2. Il secondo obiettivo è di portare la sinistra italiana in Europa, ristabilendo il pluralismo politico oggi negato. E` attraverso l`Europa che essa deve fare il suo rientro nelle istituzioni parlamentari, da cui fu espulsa nel Paese grazie all`effetto congiunto di una legge elettorale perversa e delle scelte politiche sconsiderate dei vecchi alleati del centrosinistra. Se questa esclusione dovesse replicarsi anche nelle elezioni europee, per il combinato disposto dello sbarramento elettorale deciso dai due maggiori partiti e della separazione precipitosa di "Sinistra e libertà" messasi al seguito di altre chimere, si potrebbe cominciare a pensare a un preciso disegno. Ma ciò vorrebbe dire che l`intera tradizione del movimento operaio e delle culture progressiste italiane, così rilevanti in passato da dare luogo a quello che fu chiamato "il caso italiano", scomparirebbe dall`Europa; e questa sarebbe autorizzata a pensare che in Italia sta venendo il fascismo. In effetti l`emergenza democratica si farebbe drammatica. Perciò, bisogna superare la "soglia".

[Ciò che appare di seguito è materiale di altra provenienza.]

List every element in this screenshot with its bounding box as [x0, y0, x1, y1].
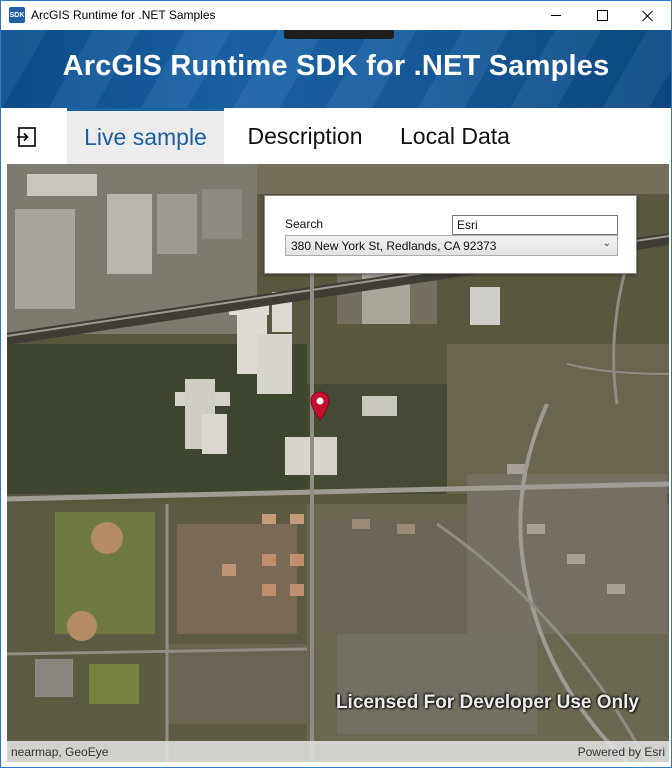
camera-notch: [284, 30, 394, 39]
tab-bar: Live sample Description Local Data: [1, 108, 671, 164]
title-bar[interactable]: SDK ArcGIS Runtime for .NET Samples: [1, 1, 671, 30]
tab-local-data[interactable]: Local Data: [387, 108, 523, 164]
selected-suggestion: 380 New York St, Redlands, CA 92373: [291, 239, 497, 253]
maximize-icon: [596, 10, 608, 21]
powered-by-esri[interactable]: Powered by Esri: [578, 745, 665, 759]
tab-live-sample[interactable]: Live sample: [67, 108, 224, 164]
attribution-bar: nearmap, GeoEye Powered by Esri: [7, 741, 669, 762]
sdk-app-icon: SDK: [9, 7, 25, 23]
search-input[interactable]: [452, 215, 618, 235]
map-pin-icon: [310, 391, 330, 421]
chevron-down-icon: ⌄: [602, 238, 611, 249]
search-panel: Search 380 New York St, Redlands, CA 923…: [264, 195, 637, 274]
sidebar-toggle-icon[interactable]: [16, 126, 38, 148]
maximize-button[interactable]: [579, 1, 625, 30]
minimize-button[interactable]: [533, 1, 579, 30]
suggestion-dropdown[interactable]: 380 New York St, Redlands, CA 92373 ⌄: [285, 235, 618, 256]
page-title: ArcGIS Runtime SDK for .NET Samples: [62, 50, 610, 82]
tab-description[interactable]: Description: [233, 108, 377, 164]
attribution-text: nearmap, GeoEye: [11, 745, 109, 759]
close-icon: [642, 10, 654, 22]
banner-header: ArcGIS Runtime SDK for .NET Samples: [1, 30, 671, 108]
window-title: ArcGIS Runtime for .NET Samples: [31, 8, 216, 22]
app-window: SDK ArcGIS Runtime for .NET Samples ArcG…: [0, 0, 672, 768]
close-button[interactable]: [625, 1, 671, 30]
location-marker[interactable]: [310, 391, 330, 421]
minimize-icon: [551, 15, 561, 16]
license-watermark: Licensed For Developer Use Only: [335, 692, 639, 713]
search-label: Search: [285, 217, 324, 231]
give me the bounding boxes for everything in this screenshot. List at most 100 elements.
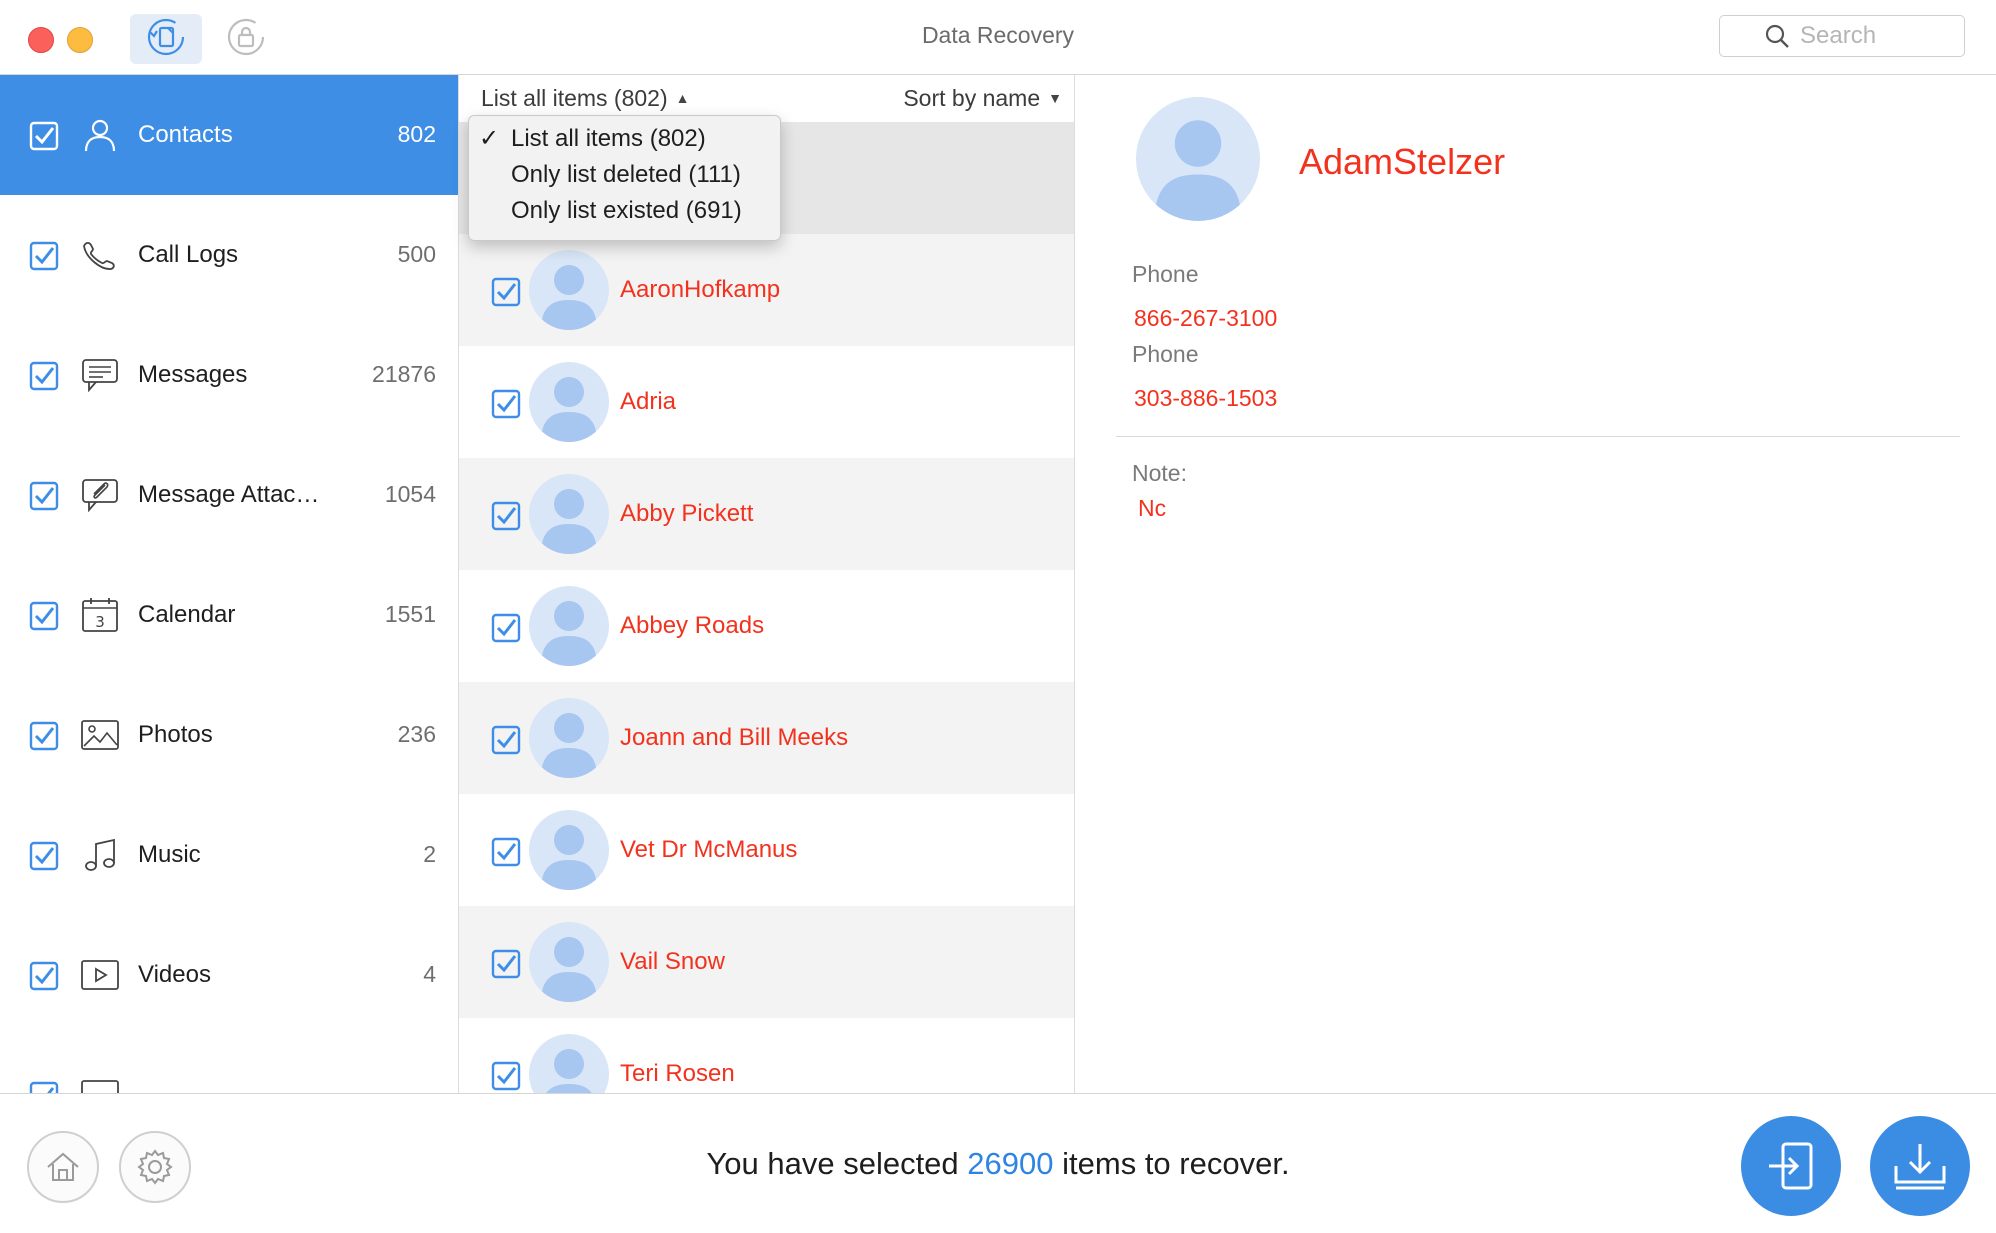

3. Il terzo obiettivo è di portare in Europa una forte dialettica nei confronti delle ideologie liberistiche e delle politiche economiche che vi sono egemoni. Berlusconi dice che «per la crisi finanziaria non è mai morto nessuno». Non sa, l`allegro statista, che l`irresponsabile gestione dell`economia ha gettato nell`infelicità, nella miseria e nella fame popolazioni intere, e che il costo di queste politiche e delle relative crisi è stato di milioni di morti. Oggi è tempo di riportare l`economia nello spazio delle responsabilità pubbliche e delle decisioni collettive. Vorrà pure dire qualcosa che Obama, per salvare il sistema, l`industria e il lavoro in America, scopra l`Iri, le Partecipazioni Statali, il ruolo del capitale pubblico e ancora di più delle finalità pubbliche nell`economia di mercato.

In Europa bisogna cominciare con il portare il lavoro fuori dall`occhio del ciclone della crisi, e intorno ad esso - non più ridotto a merce o contabilizzato solo come "costo di produzione" - ricostruire l`economia, la società e la vita. E` in questa direzione che va l`idea di uno "Statuto europeo del lavoro", che è una delle proposte di Rifondazione su cui aggregare da Bruxelles un ampio consenso.